Alan Reinstein died in 2006 at the age of 66 of mesothelioma, a disease linked to asbestos exposure. Two years earlier, his wife, Linda, started a nonprofit organization named Asbestos Disease Awareness Organization. Asbestosis and lung cancer also are caused by asbestos.

“With the increase in asbestos imports and more than 15,000 Americans dying each year from asbestos exposure, the timing of the bill is critical,” Linda Reinstein said. “Moving forward to ban asbestos will save dollars and lives.

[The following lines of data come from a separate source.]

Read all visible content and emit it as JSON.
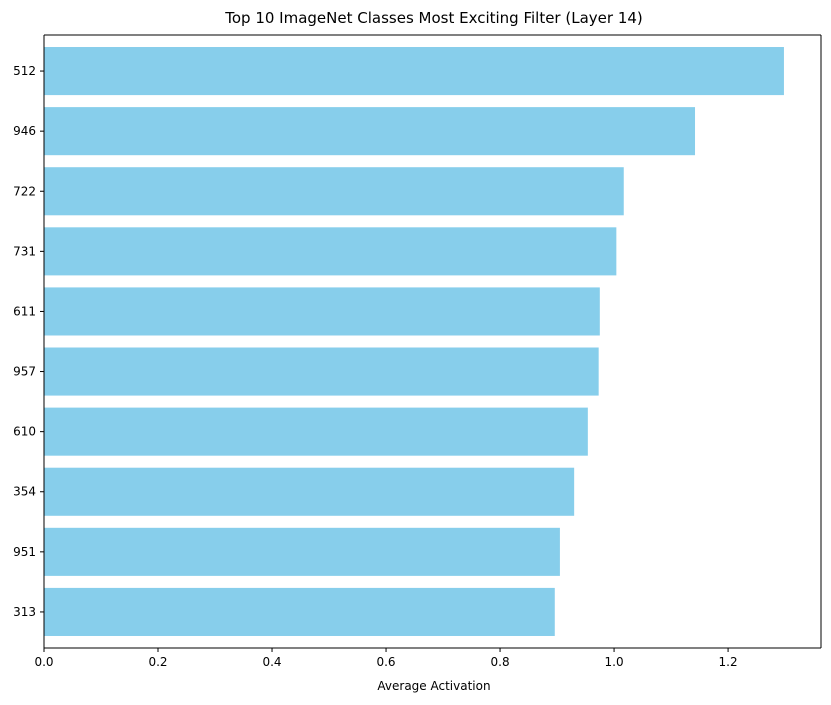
{
  "chart_data": {
    "type": "bar",
    "orientation": "horizontal",
    "title": "Top 10 ImageNet Classes Most Exciting Filter (Layer 14)",
    "xlabel": "Average Activation",
    "ylabel": "",
    "categories": [
      "512",
      "946",
      "722",
      "731",
      "611",
      "957",
      "610",
      "354",
      "951",
      "313"
    ],
    "values": [
      1.298,
      1.142,
      1.017,
      1.004,
      0.975,
      0.973,
      0.954,
      0.93,
      0.905,
      0.896
    ],
    "xlim": [
      0,
      1.363
    ],
    "xticks": [
      0.0,
      0.2,
      0.4,
      0.6,
      0.8,
      1.0,
      1.2
    ],
    "xtick_labels": [
      "0.0",
      "0.2",
      "0.4",
      "0.6",
      "0.8",
      "1.0",
      "1.2"
    ],
    "bar_color": "#87CEEB",
    "grid": false,
    "legend": "none"
  }
}
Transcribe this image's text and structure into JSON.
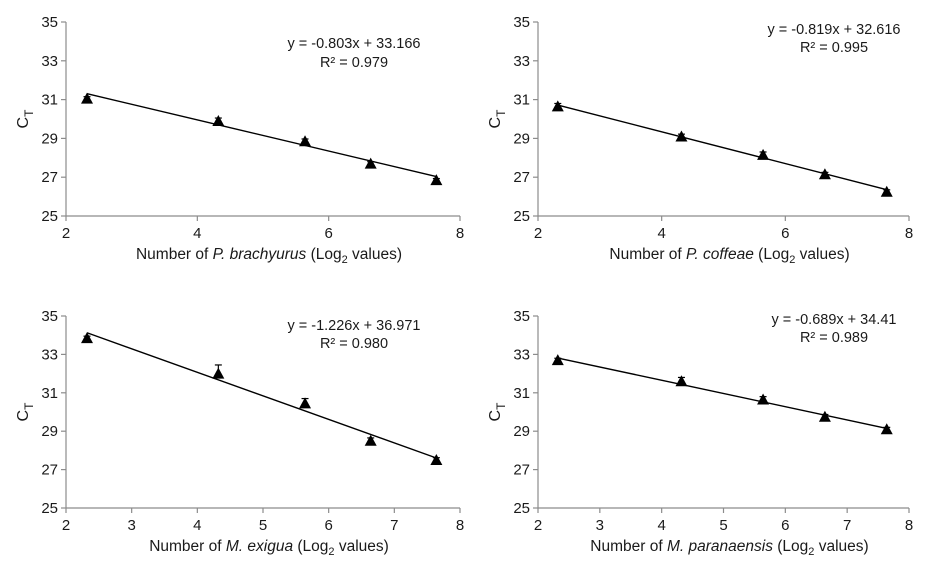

It’s time to make asbestos a thing of the past in this nation once and for all.”

EPA, under a 2016 amendment to TCSA named the Frank R. Lautenberg Chemical Safety for the 21st Century Act, is required to set deadlines for assessment of risky chemicals. It listed asbestos as one of its first 10 chemicals to be assessed for risk, but that assessment has to be completed before action is taken to restrict or ban asbestos – which EPA is not required to do.

“Despite knowing the health risks for decades, asbestos is still used in a wide variety of construction materials that the public unwittingly comes in contact with every day,” Sen. Dianne Feinstein (D-CA), one of the bill sponsors, said in a Nov. 2 press release. “We can no longer afford to wait; Congress must ban asbestos now.”